Segundo a versão oficial, não houve
execuções na operação que deixou 28 mortos no Jacarezinho. Se isso é verdade,
não existiria motivo para ocultar os relatórios que narram a incursão na
favela.
Ao classificar os papéis como “reservados”,
o subsecretário Rodrigo Oliveira afirmou que sua divulgação não é “pertinente”
porque poderia revelar “dados sensíveis”. No dia da matança, ele acusou o
Judiciário de praticar “ativismo”. Acrescentou que os defensores de direitos
humanos teriam “sangue nas mãos”.
O delegado fez uma inversão de papéis
típica da retórica bolsonarista. A polícia mata, mas a culpa pelas mortes não é
de quem puxa o gatilho. A ordem é acusar advogados, defensores públicos e
pesquisadores que criticam a violência fardada.

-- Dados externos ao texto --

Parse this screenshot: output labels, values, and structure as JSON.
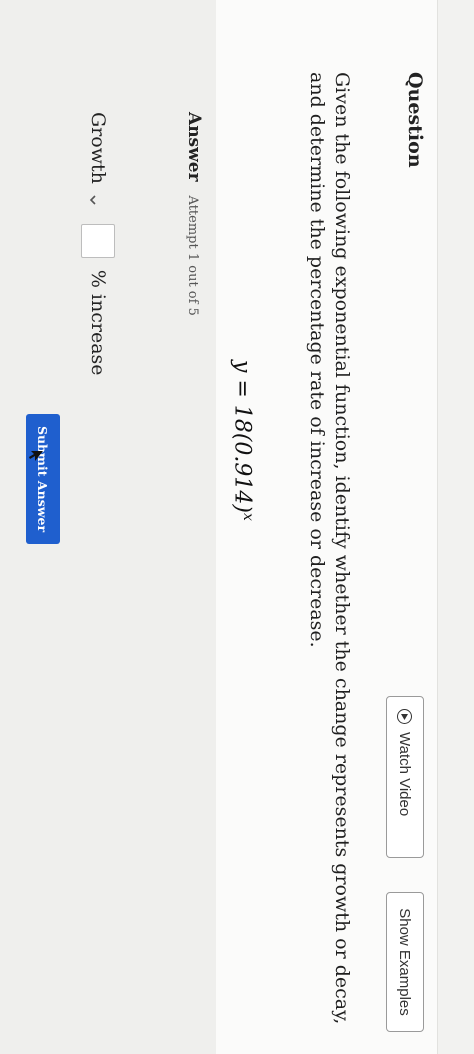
{
  "question": {
    "title": "Question",
    "text": "Given the following exponential function, identify whether the change represents growth or decay, and determine the percentage rate of increase or decrease.",
    "equation": "y = 18(0.914)",
    "equation_exponent": "x"
  },
  "toolbar": {
    "watch_video": "Watch Video",
    "show_examples": "Show Examples"
  },
  "answer": {
    "label": "Answer",
    "attempt": "Attempt 1 out of 5",
    "growth_select_value": "Growth",
    "percent_value": "",
    "increase_label": "% increase",
    "submit_label": "Submit Answer"
  },
  "colors": {
    "submit_button": "#1f5fce",
    "answer_panel": "#efefed"
  },
  "icons": [
    "play-circle-icon",
    "chevron-down-icon",
    "mouse-cursor-icon"
  ]
}
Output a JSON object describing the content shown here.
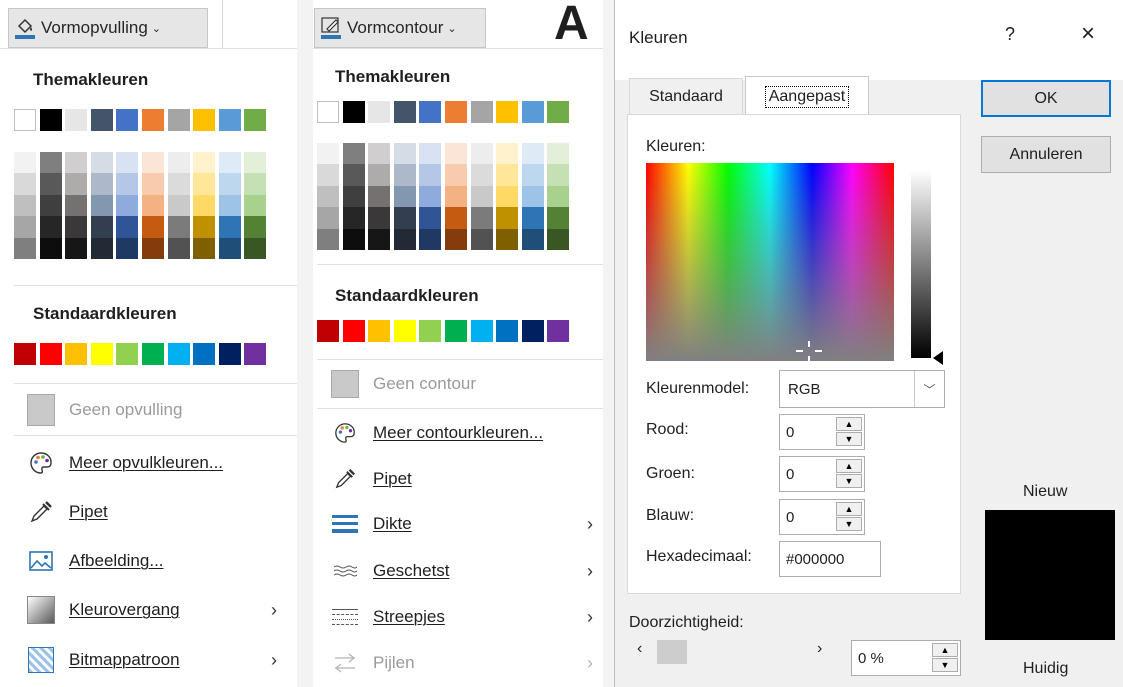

O ataque ao Judiciário está em sintonia com a ocultação dos registros do massacre. São dois lances de uma queda de braço que opõe a polícia fluminense ao Supremo Tribunal Federal.
Em junho de 2020, o ministro Edson Fachin
decidiu que as operações em favelas só poderiam ocorrer em “hipóteses
absolutamente excepcionais”, com justificativa ao Ministério Público. A liminar
foi confirmada pelo plenário da Corte, mas não mudou as práticas da polícia por
muito tempo.
Nos últimos meses, a decisão passou a ser
ignorada e a violência voltou a escalar. A operação no Jacarezinho foi batizada
de “Exceptis”, numa provocação explícita ao tribunal.
“A polícia adotou uma atitude de desafio à
autoridade do Supremo”, avalia o professor Daniel Sarmento, autor da ação do
PSB que resultou na decisão de Fachin. Na quinta-feira, ele pediu à Corte que
derrube o sigilo sobre os relatórios da polícia.
“A Lei de Acesso à Informação afirma que
não pode haver sigilo em casos de violação de direitos humanos. As
investigações desses episódios têm se revelado muito ineficazes. A imprensa e a
sociedade civil precisam de meios para ficar de olho”, afirma.
“Existe um claro conflito de interesse
quando a Polícia Civil, que investiga se os próprios agentes violaram a lei,
decide decretar sigilo de informações sobre a operação”, apontou a ONG Human
Rights Watch.
A afronta ao Supremo pode ter sido a menor
das ilegalidades no Jacarezinho. Segundo a Defensoria Pública e a Comissão de
Direitos Humanos da OAB, há fortes indícios de execuções extrajudiciais, abusos
contra presos e destruição de provas.
Em nota técnica enviada ao Supremo,
advogados da Rede Liberdade listam ao menos oito irregularidades na operação. O
documento também aponta falhas do MP no controle externo da atividade policial.
“A cada dia que passa, verificamos mais fragilidades em tudo o que a polícia alegou”, diz o advogado Felipe Freitas, um dos autores da nota. “O que aconteceu no Jacarezinho não foi uma operação policial. Foi uma chacina praticada por agentes do Estado”, conclui.